Yael Hershfield is director of incident response and law enforcement initiatives for ADL's Southern Division.
She says the hate group's message -- blaming Jews for the pandemic -- follows a familiar form of antisemitism that targets the Jewish community as the scapegoat for society’s ills.
"Yes, these are conspiracy theories," Hershfield said. "They're hateful messages. And one may say, well, those are just words. But words lead to actions."
And we're probably going to see more of this, Hershfield said. "We are just going to be experiencing this kind of activity more regularly.
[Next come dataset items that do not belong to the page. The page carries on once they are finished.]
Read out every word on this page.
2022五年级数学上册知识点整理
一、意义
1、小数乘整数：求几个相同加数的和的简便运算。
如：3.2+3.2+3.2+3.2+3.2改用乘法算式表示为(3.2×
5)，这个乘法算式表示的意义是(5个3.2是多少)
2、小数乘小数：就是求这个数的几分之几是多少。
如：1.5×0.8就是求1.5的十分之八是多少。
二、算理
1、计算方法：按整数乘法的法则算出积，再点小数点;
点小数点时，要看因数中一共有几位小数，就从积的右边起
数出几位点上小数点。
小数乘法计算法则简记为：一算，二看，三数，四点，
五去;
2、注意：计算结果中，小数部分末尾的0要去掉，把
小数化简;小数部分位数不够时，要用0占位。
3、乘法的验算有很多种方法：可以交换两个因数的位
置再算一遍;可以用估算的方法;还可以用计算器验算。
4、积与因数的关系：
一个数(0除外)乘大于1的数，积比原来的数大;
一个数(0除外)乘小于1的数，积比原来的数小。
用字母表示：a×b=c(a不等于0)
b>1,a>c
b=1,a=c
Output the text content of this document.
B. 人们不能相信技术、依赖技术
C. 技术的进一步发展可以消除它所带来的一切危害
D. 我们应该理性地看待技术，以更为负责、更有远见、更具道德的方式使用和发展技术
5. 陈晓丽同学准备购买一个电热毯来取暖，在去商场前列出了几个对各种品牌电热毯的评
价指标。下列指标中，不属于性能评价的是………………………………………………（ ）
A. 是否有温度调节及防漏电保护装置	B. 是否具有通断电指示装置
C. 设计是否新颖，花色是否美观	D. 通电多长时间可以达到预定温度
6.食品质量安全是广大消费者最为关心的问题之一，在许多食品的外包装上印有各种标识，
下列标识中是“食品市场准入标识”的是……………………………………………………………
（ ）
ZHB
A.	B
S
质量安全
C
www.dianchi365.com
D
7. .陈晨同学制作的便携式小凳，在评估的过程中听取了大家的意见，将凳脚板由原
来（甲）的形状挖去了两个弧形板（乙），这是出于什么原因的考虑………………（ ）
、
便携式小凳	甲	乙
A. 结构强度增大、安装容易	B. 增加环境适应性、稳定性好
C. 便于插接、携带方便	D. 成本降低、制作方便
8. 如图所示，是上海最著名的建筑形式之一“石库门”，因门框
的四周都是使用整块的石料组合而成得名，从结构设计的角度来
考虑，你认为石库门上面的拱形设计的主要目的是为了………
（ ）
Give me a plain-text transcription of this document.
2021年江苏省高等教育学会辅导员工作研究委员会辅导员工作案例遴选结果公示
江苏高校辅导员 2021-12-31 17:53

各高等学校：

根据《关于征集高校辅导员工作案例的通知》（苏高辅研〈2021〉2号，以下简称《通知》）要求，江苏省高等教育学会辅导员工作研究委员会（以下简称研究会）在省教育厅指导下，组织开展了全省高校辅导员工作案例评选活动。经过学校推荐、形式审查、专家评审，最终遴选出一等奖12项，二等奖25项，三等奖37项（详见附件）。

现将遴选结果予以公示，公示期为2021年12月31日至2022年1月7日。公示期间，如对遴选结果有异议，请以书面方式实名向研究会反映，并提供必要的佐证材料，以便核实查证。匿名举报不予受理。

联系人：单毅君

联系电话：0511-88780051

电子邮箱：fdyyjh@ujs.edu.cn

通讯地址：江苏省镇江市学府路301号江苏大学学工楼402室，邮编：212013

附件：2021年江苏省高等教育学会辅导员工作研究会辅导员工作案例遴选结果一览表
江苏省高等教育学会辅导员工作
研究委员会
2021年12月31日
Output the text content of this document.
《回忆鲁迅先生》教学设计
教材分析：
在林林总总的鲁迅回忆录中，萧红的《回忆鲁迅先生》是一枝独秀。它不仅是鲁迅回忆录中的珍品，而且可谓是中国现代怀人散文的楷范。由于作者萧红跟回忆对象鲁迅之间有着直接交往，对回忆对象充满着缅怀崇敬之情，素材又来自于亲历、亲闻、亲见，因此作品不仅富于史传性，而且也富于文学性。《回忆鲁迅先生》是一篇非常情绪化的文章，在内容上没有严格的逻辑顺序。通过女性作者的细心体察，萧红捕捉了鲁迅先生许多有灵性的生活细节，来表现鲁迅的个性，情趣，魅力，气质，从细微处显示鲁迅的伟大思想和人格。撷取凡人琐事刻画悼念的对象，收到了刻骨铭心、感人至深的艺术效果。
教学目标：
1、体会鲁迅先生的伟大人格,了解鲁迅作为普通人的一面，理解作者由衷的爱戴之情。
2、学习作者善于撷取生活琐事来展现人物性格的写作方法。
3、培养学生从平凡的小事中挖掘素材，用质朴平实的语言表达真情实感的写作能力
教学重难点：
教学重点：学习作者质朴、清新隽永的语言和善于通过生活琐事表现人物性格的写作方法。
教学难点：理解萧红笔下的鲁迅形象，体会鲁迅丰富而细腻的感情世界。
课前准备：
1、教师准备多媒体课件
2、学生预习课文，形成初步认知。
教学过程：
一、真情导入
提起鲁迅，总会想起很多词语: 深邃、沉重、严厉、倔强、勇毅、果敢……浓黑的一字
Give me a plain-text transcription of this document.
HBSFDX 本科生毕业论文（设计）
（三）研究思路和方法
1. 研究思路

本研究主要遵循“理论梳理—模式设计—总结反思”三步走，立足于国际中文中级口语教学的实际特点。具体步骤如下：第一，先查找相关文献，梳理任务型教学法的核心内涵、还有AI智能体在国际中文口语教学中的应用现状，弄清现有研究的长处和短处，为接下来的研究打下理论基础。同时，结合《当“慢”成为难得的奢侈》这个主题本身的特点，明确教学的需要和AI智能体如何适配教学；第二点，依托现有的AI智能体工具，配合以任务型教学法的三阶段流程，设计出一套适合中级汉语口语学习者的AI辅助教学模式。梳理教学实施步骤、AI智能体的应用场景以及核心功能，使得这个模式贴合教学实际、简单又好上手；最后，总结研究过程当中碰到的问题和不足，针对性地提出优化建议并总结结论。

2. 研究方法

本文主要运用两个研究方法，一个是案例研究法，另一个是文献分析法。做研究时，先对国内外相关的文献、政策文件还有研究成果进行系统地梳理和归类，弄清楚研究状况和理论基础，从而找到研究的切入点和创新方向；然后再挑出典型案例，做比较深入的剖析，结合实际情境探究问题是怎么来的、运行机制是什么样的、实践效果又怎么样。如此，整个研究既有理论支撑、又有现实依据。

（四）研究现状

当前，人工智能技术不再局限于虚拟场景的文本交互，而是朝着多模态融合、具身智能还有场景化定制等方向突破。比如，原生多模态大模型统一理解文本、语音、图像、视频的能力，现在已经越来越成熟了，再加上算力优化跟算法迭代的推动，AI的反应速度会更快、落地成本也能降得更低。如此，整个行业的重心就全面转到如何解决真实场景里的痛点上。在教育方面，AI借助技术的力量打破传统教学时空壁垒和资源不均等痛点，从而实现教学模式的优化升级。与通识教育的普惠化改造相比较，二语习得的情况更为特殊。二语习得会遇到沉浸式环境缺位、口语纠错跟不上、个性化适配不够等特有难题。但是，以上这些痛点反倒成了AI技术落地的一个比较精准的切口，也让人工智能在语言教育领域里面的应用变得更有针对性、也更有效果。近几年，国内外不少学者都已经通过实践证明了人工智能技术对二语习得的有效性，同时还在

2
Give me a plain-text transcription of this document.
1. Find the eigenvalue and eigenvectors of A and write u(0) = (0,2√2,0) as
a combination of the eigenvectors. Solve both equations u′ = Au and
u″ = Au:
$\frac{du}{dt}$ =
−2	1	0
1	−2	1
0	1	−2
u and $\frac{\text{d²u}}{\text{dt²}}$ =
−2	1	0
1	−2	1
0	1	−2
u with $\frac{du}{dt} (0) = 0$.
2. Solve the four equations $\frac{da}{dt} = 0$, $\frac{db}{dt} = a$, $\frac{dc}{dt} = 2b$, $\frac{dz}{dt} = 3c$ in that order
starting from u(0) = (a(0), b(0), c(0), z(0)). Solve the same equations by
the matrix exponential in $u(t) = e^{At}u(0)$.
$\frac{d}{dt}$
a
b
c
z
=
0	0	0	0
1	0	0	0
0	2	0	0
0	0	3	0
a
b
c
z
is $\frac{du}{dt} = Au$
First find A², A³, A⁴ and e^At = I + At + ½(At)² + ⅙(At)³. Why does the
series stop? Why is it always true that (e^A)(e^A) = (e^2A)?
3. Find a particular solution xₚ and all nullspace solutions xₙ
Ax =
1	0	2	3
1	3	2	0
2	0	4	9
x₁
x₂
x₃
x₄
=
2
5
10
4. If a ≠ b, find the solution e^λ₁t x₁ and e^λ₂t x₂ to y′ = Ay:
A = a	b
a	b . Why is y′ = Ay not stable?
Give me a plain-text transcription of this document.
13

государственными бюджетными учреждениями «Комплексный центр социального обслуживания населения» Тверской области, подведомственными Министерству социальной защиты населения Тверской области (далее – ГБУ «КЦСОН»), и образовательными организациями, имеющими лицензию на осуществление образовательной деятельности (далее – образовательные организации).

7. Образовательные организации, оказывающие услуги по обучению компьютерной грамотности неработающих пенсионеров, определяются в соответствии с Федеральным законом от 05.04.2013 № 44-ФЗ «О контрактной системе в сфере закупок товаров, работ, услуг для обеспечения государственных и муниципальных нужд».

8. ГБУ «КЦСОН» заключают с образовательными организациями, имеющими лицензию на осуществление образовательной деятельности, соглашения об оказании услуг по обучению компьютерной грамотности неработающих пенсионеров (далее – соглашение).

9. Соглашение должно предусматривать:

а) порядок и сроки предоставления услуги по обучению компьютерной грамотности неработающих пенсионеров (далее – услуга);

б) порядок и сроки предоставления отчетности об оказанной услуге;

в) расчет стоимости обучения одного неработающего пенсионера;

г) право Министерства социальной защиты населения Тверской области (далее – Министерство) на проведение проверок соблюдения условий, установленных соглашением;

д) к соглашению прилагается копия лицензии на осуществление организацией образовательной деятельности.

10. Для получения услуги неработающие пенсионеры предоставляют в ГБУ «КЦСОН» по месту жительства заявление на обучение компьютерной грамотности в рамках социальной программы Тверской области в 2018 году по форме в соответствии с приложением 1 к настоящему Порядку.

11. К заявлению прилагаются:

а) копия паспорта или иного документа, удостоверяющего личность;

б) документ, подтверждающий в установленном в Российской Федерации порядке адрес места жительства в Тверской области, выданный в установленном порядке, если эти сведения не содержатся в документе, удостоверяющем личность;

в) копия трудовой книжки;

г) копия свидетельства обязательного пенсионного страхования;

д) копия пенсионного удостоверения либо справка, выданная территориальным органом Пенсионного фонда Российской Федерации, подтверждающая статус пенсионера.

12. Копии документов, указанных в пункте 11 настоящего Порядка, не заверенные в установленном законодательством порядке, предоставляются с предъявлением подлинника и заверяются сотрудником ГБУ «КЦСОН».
We have experienced reports from Orlando, from Maitland, from Ormond Beach, Daytona, Fort Myers, Melbourne, Miami Beach ... I mean almost every single major city in the state of Florida has been targeted."
The flier in Winter Park claimed a connection to the “Nick Fuentes fan club.” Fuentes, a white nationalist, was leading the America First Political Action Conference in Orlando that day.
But Hershfield says the group was just trolling Fuentes and his conference for not being antisemitic enough.
"This is a case of which hate group is more hateful, right?" she said. "And who can claim the crown to the most hateful anti-semitic group."
For her part, the mom in Winter Park tried to counter the message. Capps called the Police Department and posted to social media.
"I wanted," she said, "it to have a broader awareness that this was happening and that there was a voice that thought it was not OK."
Capps says she was speaking up to say that this kind of hate will not be tolerated in her community.